The following guest post is by Yvonne French, webmaster for the National Library Service for the Blind and Physically Handicapped.
I enjoy poetry readings as much as the next English major, but I relish poetry lectures–so when I found out former National Endowment for the Arts Chairman Dana Gioia was going to talk about “Poetry as Enchantment” at the Library, I knew I had to be there. Gioia is the author of four poetry collections and three books of essays, including the ground-breaking Can Poetry Matter?: Essays on Poetry and American Culture. The nation’s top arts proponent from 2003 to 2008, he is currently the Judge Widney Professor of Poetry and Public Culture at the University of Southern California.
“Poetry speaks best when it recognizes its connection to its musical and ritual origins,” said Gioia in his lecture, to a packed audience in the Whittall Pavilion on October 14th. “Poetry began as an auditory art linked to religion, civic society, ritual and magic. It is our oldest form of literature, a primal form that flourished as an oral, performative art. . . . Verse was at the center of remembering, preserving and recreating the story of a tribe, a community, a nation.”
The lecture was advertised as being about the connection between poetry and music, and I was hoping that Gioia, a critic, poet, opera librettist and university professor, would talk about writing lyrics. But when he mentioned magic, I was really surprised. By way of example he recited “The Tyger” by William Blake and noted it is the most widely-anthologized poem (Gioia has edited 12 anthologies). But, he said, “No one has adequately explained what that poem is about . . . it is a tune, a song, a magic spell of audible sounds that wakes up feelings and emotions.” He added that it creates “a rush, an enlargement of our senses, an enlargement of our understanding.”
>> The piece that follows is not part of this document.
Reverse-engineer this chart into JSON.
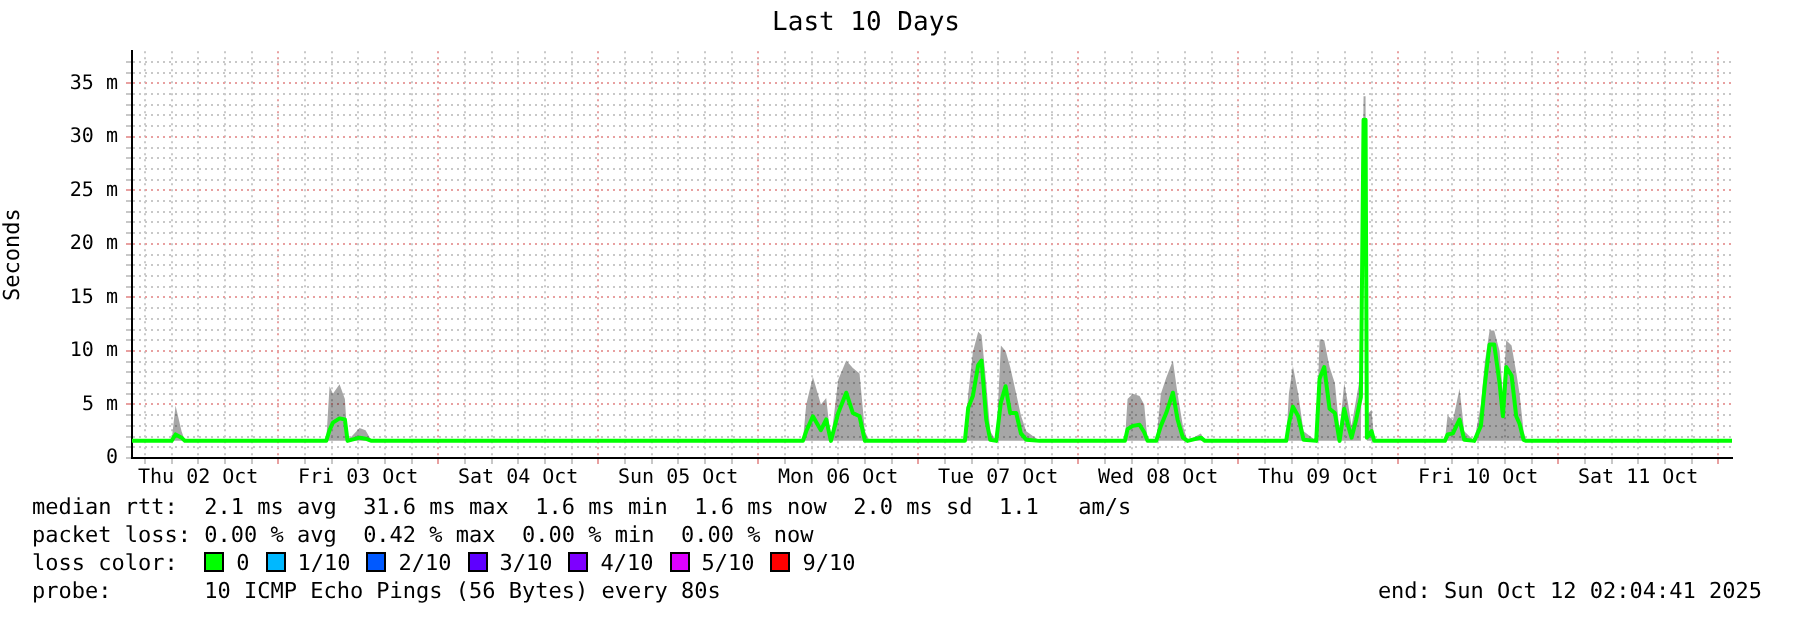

I have always been fascinated with how the sounds of words can evoke feelings apart from their overt meanings. In college I tried to pinpoint this elusive technique in Middle English lyric poetry, and I continue to collect passages that I think do the trick.
The lecture took a different direction when Gioia asked, “If the art is a secular magic, then why is poetry so unpopular in Europe and North America?” Gioia, who brought the Poetry Out Loud recitation contest to schools throughout the nation, followed by saying the way poetry has been taught may be part of the problem. “Students liked poetry once we took it off the page,” he said. In the 19th century, poetry was used as a mnemonic to teach grammar, elocution, rhetoric and history, “or it was memorized as a punishment for wayward boys. Even though it was taught badly, it was immensely popular.”
In the early 20th century, Gioia said the New Critics changed the way poetry was taught. “They studied it as visual, conceptual, textual analysis without any other approaches to the art.” Students had a limited personal experience with poetry because they were not asked to recite or perform it as they were in the previous century. “The new methods became remote from the holistic, musical, magical experience of poetry itself.”
Almost as if to prove his point, Gioia sprinkled his lecture with some of his own poems and some by other poets, and the mostly older audience seemed to settle in and enjoy it each time. My own favorite form of entertainment is when someone reads aloud to me–I consider it a highly nurturing act. Gioia said that cognitive science has proven that humans are hard-wired to respond to it. “The sounds poetry creates are like the songs of birds or the dances of bees.”
“Teachers, writers and librarians need to remember that there are emotional and intuitive elements in the art,” he said. “We need to augment the methodology with magic and pass that fire on to the future.”